Покопавшись в сумочке, Дженни осторожно выуживает из нее бумажный мешочек и — под видом нежного пожатия моей руки — передает его мне. Моя ладошка принимает чудесный пакетик с почтительным трепетом.
Подпись под картинкой, на которой я резвым петушком шагаю в сортир: «Кукаин-реку! Грейл Шарки раскрутил лохушку на халяву».
Туалет — тесная кабинка в чем-то вроде подземного бомбоубежища. И жара там — азиатская. Как тюремная яма в Калькутте — только тут даже потрепаться не с кем. Но ничего, я не гордый. Подпись под картинкой, на которой я в туалетной кабинке: «Дозаправка в полете: халявщик Грейл Шарки вынюхивает больше Дженниного кокаина, чем позволяют законы вежливости. Ничего, тетке урок на будущее — согласен, читатель?»
— Я заказала вам еще кружечку пива.
— Спасибо.
Дженни смотрит на меня и заговорщицки улыбается.
Я тоже выдавливаю улыбку. Но мне тошно, что между нами установилось что-то вроде дружеской доверительности.
Только полирнув кокаиновый кайф второй кружкой пива, я становлюсь добродушней.
— Ну, воспряли? — насмешливо осведомляется Дженни.
— Совсем другое дело, — говорю я. — Спасибо за лекарство.
Я тайком передаю ей заветный мешочек — предварительно удостоверившись, что любопытная карга за соседним столиком смотрит в другую сторону.
— Что будете есть?
— Какой-нибудь простой салатик.
Дженни фыркает. Я отвечаю добродушной улыбкой.
— Ладно, — говорит она. Заветный мешочек всё еще в ее руке. — Послушала я ваше хныканье, и самой взбодриться вдруг захотелось. Как говорится, с кем поведешься… — Тут она встала, взяла из своей сумочки еще меньшую сумочку и добавила уже громче, на публику: — Пойду-ка я губки себе поправлю.
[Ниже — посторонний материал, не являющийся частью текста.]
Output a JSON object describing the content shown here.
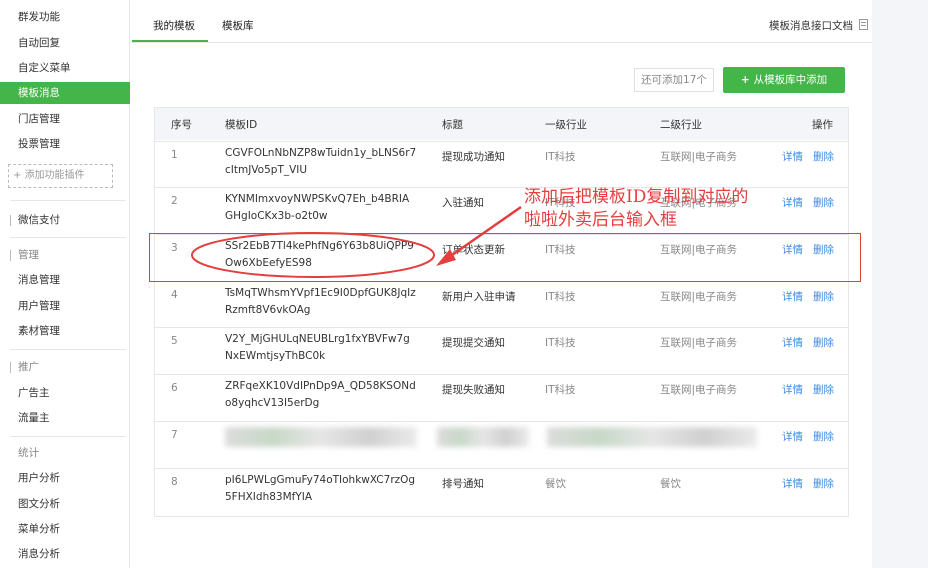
{
  "sidebar": {
    "items": [
      {
        "label": "群发功能"
      },
      {
        "label": "自动回复"
      },
      {
        "label": "自定义菜单"
      },
      {
        "label": "模板消息"
      },
      {
        "label": "门店管理"
      },
      {
        "label": "投票管理"
      }
    ],
    "plugin_label": "+ 添加功能插件",
    "wechat_pay": "微信支付",
    "manage_head": "管理",
    "manage_items": [
      {
        "label": "消息管理"
      },
      {
        "label": "用户管理"
      },
      {
        "label": "素材管理"
      }
    ],
    "promo_head": "推广",
    "promo_items": [
      {
        "label": "广告主"
      },
      {
        "label": "流量主"
      }
    ],
    "stats_head": "统计",
    "stats_items": [
      {
        "label": "用户分析"
      },
      {
        "label": "图文分析"
      },
      {
        "label": "菜单分析"
      },
      {
        "label": "消息分析"
      }
    ]
  },
  "tabs": {
    "my_templates": "我的模板",
    "template_library": "模板库"
  },
  "doc_link": "模板消息接口文档",
  "remaining": "还可添加17个",
  "add_button": "从模板库中添加",
  "table": {
    "headers": {
      "seq": "序号",
      "template_id": "模板ID",
      "title": "标题",
      "industry1": "一级行业",
      "industry2": "二级行业",
      "action": "操作"
    },
    "rows": [
      {
        "seq": "1",
        "id1": "CGVFOLnNbNZP8wTuidn1y_bLNS6r7",
        "id2": "cItmJVo5pT_VIU",
        "title": "提现成功通知",
        "ind1": "IT科技",
        "ind2": "互联网|电子商务",
        "detail": "详情",
        "delete": "删除"
      },
      {
        "seq": "2",
        "id1": "KYNMImxvoyNWPSKvQ7Eh_b4BRIA",
        "id2": "GHgIoCKx3b-o2t0w",
        "title": "入驻通知",
        "ind1": "IT科技",
        "ind2": "互联网|电子商务",
        "detail": "详情",
        "delete": "删除"
      },
      {
        "seq": "3",
        "id1": "SSr2EbB7Tl4kePhfNg6Y63b8UiQPP9",
        "id2": "Ow6XbEefyES98",
        "title": "订单状态更新",
        "ind1": "IT科技",
        "ind2": "互联网|电子商务",
        "detail": "详情",
        "delete": "删除"
      },
      {
        "seq": "4",
        "id1": "TsMqTWhsmYVpf1Ec9I0DpfGUK8JqIz",
        "id2": "Rzmft8V6vkOAg",
        "title": "新用户入驻申请",
        "ind1": "IT科技",
        "ind2": "互联网|电子商务",
        "detail": "详情",
        "delete": "删除"
      },
      {
        "seq": "5",
        "id1": "V2Y_MjGHULqNEUBLrg1fxYBVFw7g",
        "id2": "NxEWmtjsyThBC0k",
        "title": "提现提交通知",
        "ind1": "IT科技",
        "ind2": "互联网|电子商务",
        "detail": "详情",
        "delete": "删除"
      },
      {
        "seq": "6",
        "id1": "ZRFqeXK10VdIPnDp9A_QD58KSONd",
        "id2": "o8yqhcV13I5erDg",
        "title": "提现失败通知",
        "ind1": "IT科技",
        "ind2": "互联网|电子商务",
        "detail": "详情",
        "delete": "删除"
      },
      {
        "seq": "7",
        "id1": "",
        "id2": "",
        "title": "",
        "ind1": "",
        "ind2": "",
        "detail": "详情",
        "delete": "删除"
      },
      {
        "seq": "8",
        "id1": "pI6LPWLgGmuFy74oTIohkwXC7rzOg",
        "id2": "5FHXIdh83MfYIA",
        "title": "排号通知",
        "ind1": "餐饮",
        "ind2": "餐饮",
        "detail": "详情",
        "delete": "删除"
      }
    ]
  },
  "annotation": {
    "line1": "添加后把模板ID复制到对应的",
    "line2": "啦啦外卖后台输入框",
    "color": "#e53e3e"
  },
  "colors": {
    "accent": "#44b549",
    "link": "#3e8ae4",
    "annotation": "#e53e3e"
  }
}
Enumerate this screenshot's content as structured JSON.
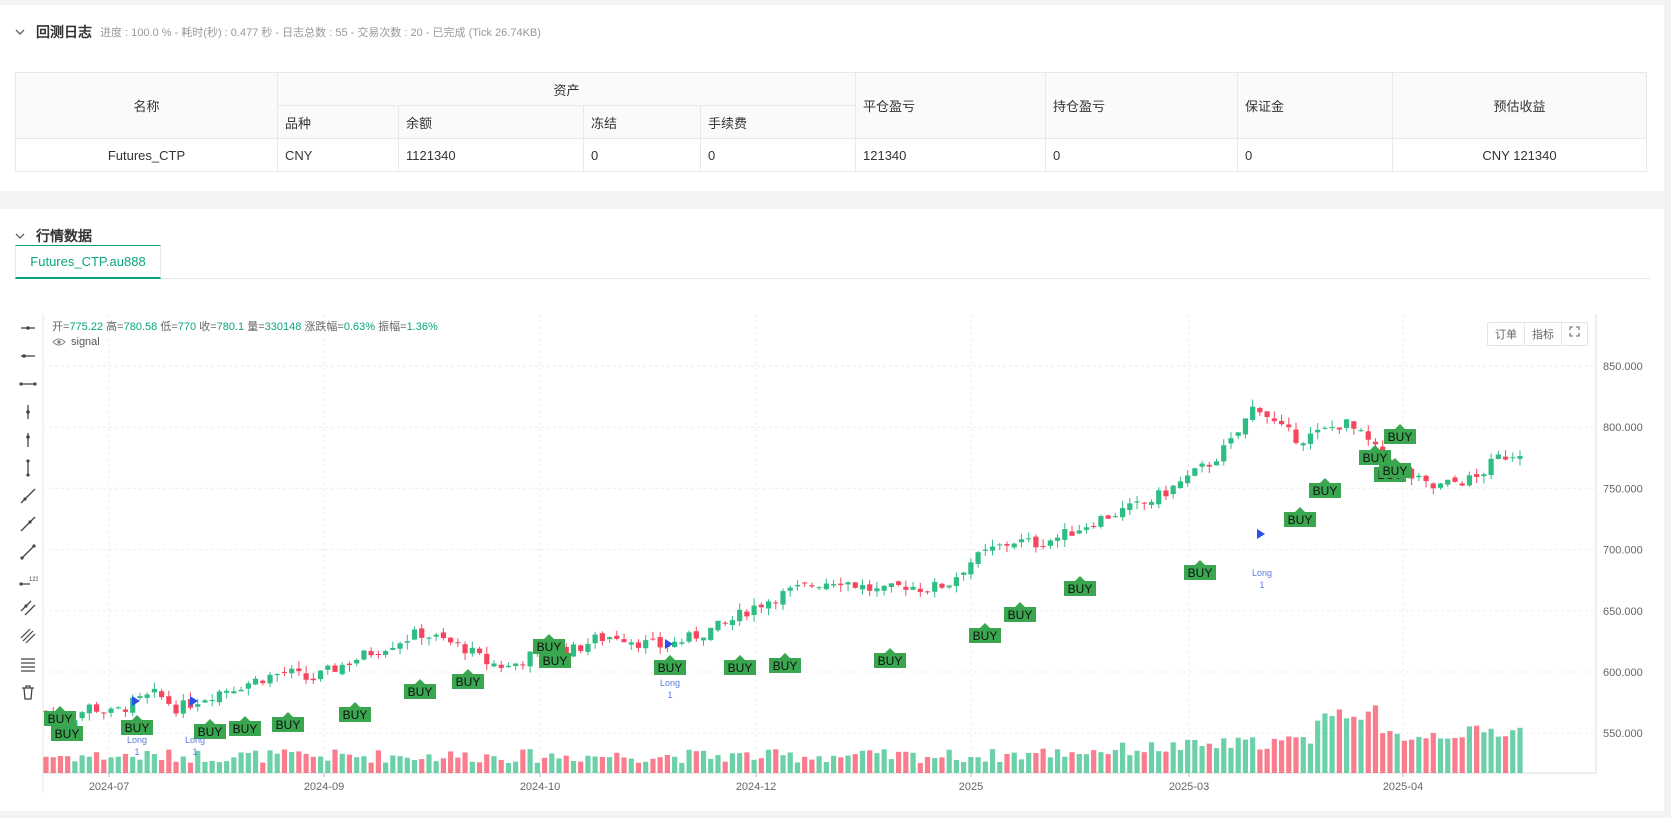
{
  "log": {
    "title": "回测日志",
    "meta": "进度 : 100.0 % - 耗时(秒) : 0.477 秒 - 日志总数 : 55 - 交易次数 : 20 - 已完成 (Tick 26.74KB)",
    "headers": {
      "name": "名称",
      "assets": "资产",
      "variety": "品种",
      "balance": "余额",
      "frozen": "冻结",
      "fee": "手续费",
      "close_pnl": "平仓盈亏",
      "position_pnl": "持仓盈亏",
      "margin": "保证金",
      "est_profit": "预估收益"
    },
    "row": {
      "name": "Futures_CTP",
      "variety": "CNY",
      "balance": "1121340",
      "frozen": "0",
      "fee": "0",
      "close_pnl": "121340",
      "position_pnl": "0",
      "margin": "0",
      "est_profit": "CNY 121340"
    }
  },
  "market": {
    "title": "行情数据",
    "tab": "Futures_CTP.au888",
    "ohlc": {
      "open_label": "开=",
      "open": "775.22",
      "high_label": "高=",
      "high": "780.58",
      "low_label": "低=",
      "low": "770",
      "close_label": "收=",
      "close": "780.1",
      "vol_label": "量=",
      "vol": "330148",
      "chg_label": "涨跌幅=",
      "chg": "0.63%",
      "amp_label": "振幅=",
      "amp": "1.36%"
    },
    "signal_label": "signal",
    "buttons": [
      "订单",
      "指标"
    ]
  },
  "colors": {
    "up": "#2ebd85",
    "down": "#f6465d",
    "buy": "#3aa650",
    "arrow": "#2850e8",
    "accent": "#0aa57f"
  },
  "chart_data": {
    "type": "candlestick",
    "y_ticks": [
      "850.000",
      "800.000",
      "750.000",
      "700.000",
      "650.000",
      "600.000",
      "550.000"
    ],
    "x_ticks": [
      "2024-07",
      "2024-09",
      "2024-10",
      "2024-12",
      "2025",
      "2025-03",
      "2025-04"
    ],
    "ylim": [
      520,
      880
    ],
    "close_path": [
      568,
      560,
      572,
      566,
      575,
      582,
      570,
      578,
      585,
      590,
      596,
      600,
      593,
      602,
      610,
      618,
      625,
      632,
      626,
      620,
      608,
      604,
      613,
      620,
      618,
      627,
      630,
      624,
      621,
      626,
      633,
      640,
      652,
      660,
      667,
      672,
      676,
      670,
      665,
      671,
      668,
      672,
      690,
      700,
      707,
      705,
      710,
      718,
      726,
      732,
      738,
      748,
      760,
      772,
      790,
      820,
      800,
      790,
      796,
      804,
      790,
      770,
      760,
      750,
      755,
      758,
      775,
      780.1
    ],
    "signals": [
      "BUY",
      "Long",
      "1"
    ]
  }
}
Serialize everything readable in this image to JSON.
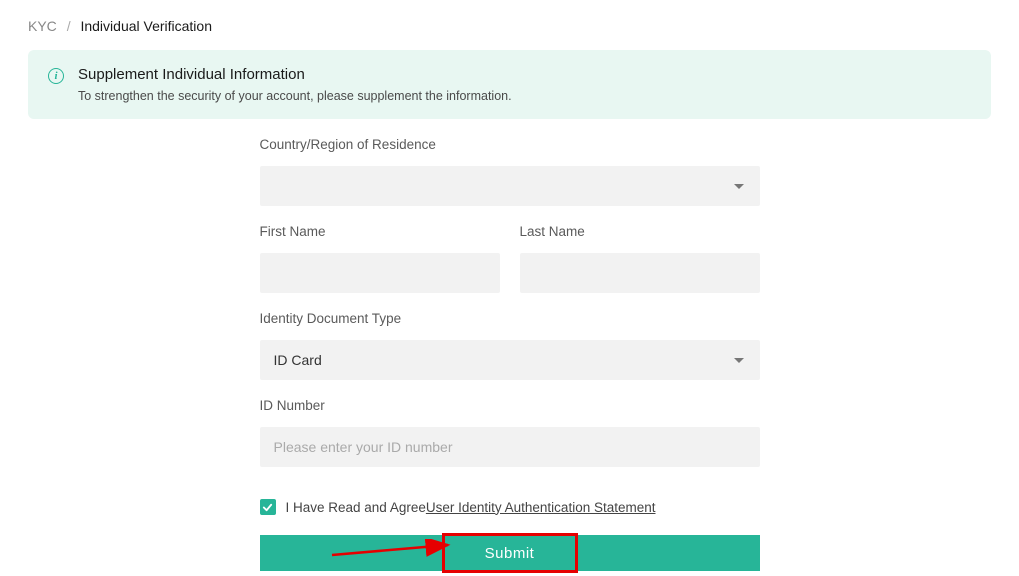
{
  "breadcrumb": {
    "parent": "KYC",
    "separator": "/",
    "current": "Individual Verification"
  },
  "banner": {
    "title": "Supplement Individual Information",
    "description": "To strengthen the security of your account, please supplement the information."
  },
  "form": {
    "country_label": "Country/Region of Residence",
    "country_value": "",
    "first_name_label": "First Name",
    "first_name_value": "",
    "last_name_label": "Last Name",
    "last_name_value": "",
    "doc_type_label": "Identity Document Type",
    "doc_type_value": "ID Card",
    "id_number_label": "ID Number",
    "id_number_placeholder": "Please enter your ID number",
    "id_number_value": "",
    "agree_text_prefix": "I Have Read and Agree",
    "agree_link_text": "User Identity Authentication Statement",
    "agree_checked": true,
    "submit_label": "Submit"
  }
}
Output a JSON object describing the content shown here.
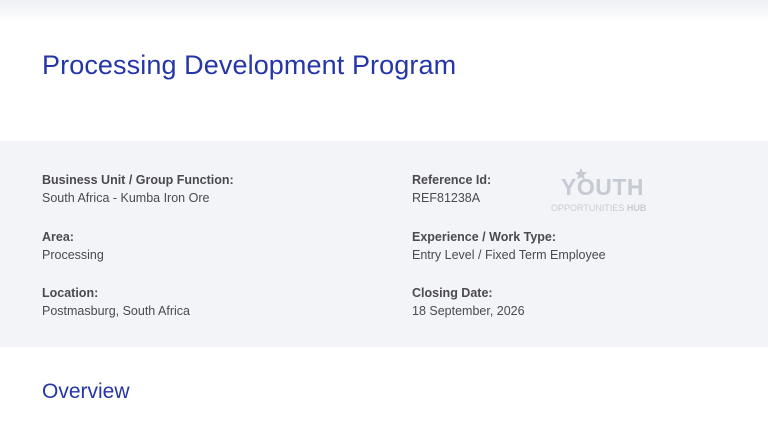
{
  "page": {
    "title": "Processing Development Program"
  },
  "details": {
    "business_unit": {
      "label": "Business Unit / Group Function:",
      "value": "South Africa - Kumba Iron Ore"
    },
    "area": {
      "label": "Area:",
      "value": "Processing"
    },
    "location": {
      "label": "Location:",
      "value": "Postmasburg, South Africa"
    },
    "reference_id": {
      "label": "Reference Id:",
      "value": "REF81238A"
    },
    "experience": {
      "label": "Experience / Work Type:",
      "value": "Entry Level / Fixed Term Employee"
    },
    "closing_date": {
      "label": "Closing Date:",
      "value": "18 September, 2026"
    }
  },
  "watermark": {
    "main": "YOUTH",
    "sub_prefix": "OPPORTUNITIES ",
    "sub_bold": "HUB"
  },
  "overview": {
    "heading": "Overview"
  },
  "colors": {
    "heading_blue": "#2536a8",
    "panel_bg": "#f3f4f7",
    "text": "#4a4a4f"
  }
}
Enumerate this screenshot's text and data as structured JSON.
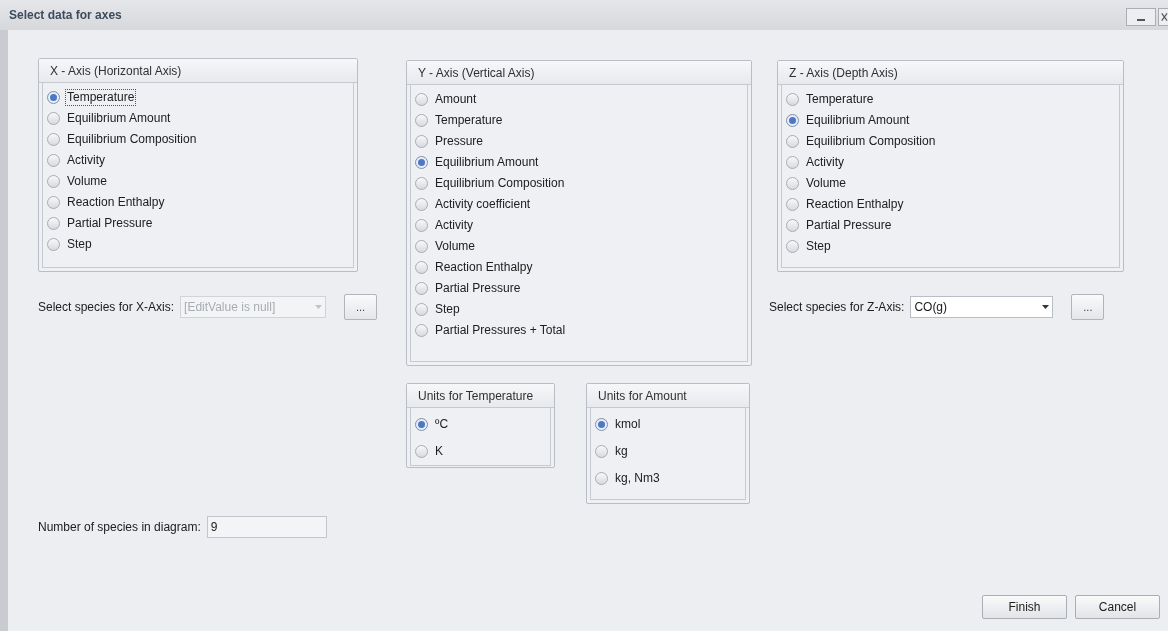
{
  "window": {
    "title": "Select data for axes"
  },
  "x_axis": {
    "title": "X - Axis (Horizontal Axis)",
    "options": [
      {
        "label": "Temperature",
        "selected": true,
        "focused": true
      },
      {
        "label": "Equilibrium Amount",
        "selected": false,
        "focused": false
      },
      {
        "label": "Equilibrium Composition",
        "selected": false,
        "focused": false
      },
      {
        "label": "Activity",
        "selected": false,
        "focused": false
      },
      {
        "label": "Volume",
        "selected": false,
        "focused": false
      },
      {
        "label": "Reaction Enthalpy",
        "selected": false,
        "focused": false
      },
      {
        "label": "Partial Pressure",
        "selected": false,
        "focused": false
      },
      {
        "label": "Step",
        "selected": false,
        "focused": false
      }
    ]
  },
  "x_species": {
    "label": "Select species for X-Axis:",
    "value": "[EditValue is null]",
    "disabled": true,
    "browse_button": "..."
  },
  "y_axis": {
    "title": "Y - Axis (Vertical Axis)",
    "options": [
      {
        "label": "Amount",
        "selected": false
      },
      {
        "label": "Temperature",
        "selected": false
      },
      {
        "label": "Pressure",
        "selected": false
      },
      {
        "label": "Equilibrium Amount",
        "selected": true
      },
      {
        "label": "Equilibrium Composition",
        "selected": false
      },
      {
        "label": "Activity coefficient",
        "selected": false
      },
      {
        "label": "Activity",
        "selected": false
      },
      {
        "label": "Volume",
        "selected": false
      },
      {
        "label": "Reaction Enthalpy",
        "selected": false
      },
      {
        "label": "Partial Pressure",
        "selected": false
      },
      {
        "label": "Step",
        "selected": false
      },
      {
        "label": "Partial Pressures + Total",
        "selected": false
      }
    ]
  },
  "units_temperature": {
    "title": "Units for Temperature",
    "options": [
      {
        "label": "ºC",
        "selected": true
      },
      {
        "label": "K",
        "selected": false
      }
    ]
  },
  "units_amount": {
    "title": "Units for Amount",
    "options": [
      {
        "label": "kmol",
        "selected": true
      },
      {
        "label": "kg",
        "selected": false
      },
      {
        "label": "kg, Nm3",
        "selected": false
      }
    ]
  },
  "z_axis": {
    "title": "Z - Axis (Depth Axis)",
    "options": [
      {
        "label": "Temperature",
        "selected": false
      },
      {
        "label": "Equilibrium Amount",
        "selected": true
      },
      {
        "label": "Equilibrium Composition",
        "selected": false
      },
      {
        "label": "Activity",
        "selected": false
      },
      {
        "label": "Volume",
        "selected": false
      },
      {
        "label": "Reaction Enthalpy",
        "selected": false
      },
      {
        "label": "Partial Pressure",
        "selected": false
      },
      {
        "label": "Step",
        "selected": false
      }
    ]
  },
  "z_species": {
    "label": "Select species for Z-Axis:",
    "value": "CO(g)",
    "disabled": false,
    "browse_button": "..."
  },
  "species_count": {
    "label": "Number of species in diagram:",
    "value": "9"
  },
  "buttons": [
    "Finish",
    "Cancel"
  ]
}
И, многозначительно подмигнув, она удаляется в ресторанную дверь.
Мне хорошо. Алкоголь и кокаин кружатся в упоительном вальсе. Легонько порыгивая, я провожаю глазами Дженнин зад. Задок ничего. Я рисую в воображении, как я к нему пристраиваюсь — конечно, голому. Мне сейчас самое оно по-собачьи — чтобы рожи моей не было видно. Уж очень она малоэротична в данный момент.
Но тут мой взгляд ненароком перебегает на ту сумочку, которая Дженни оставила на столе.
Я делаю глоток холодного пива, стараясь игнорировать дурацкую идею, которая только что — руки в брючки — с невозмутимым видом прошествовала в мою голову. Присела на краешек моего мозжечка, закинула ногу на ногу и с рассеянным видом поглядывает на мои дико извилистые извилины.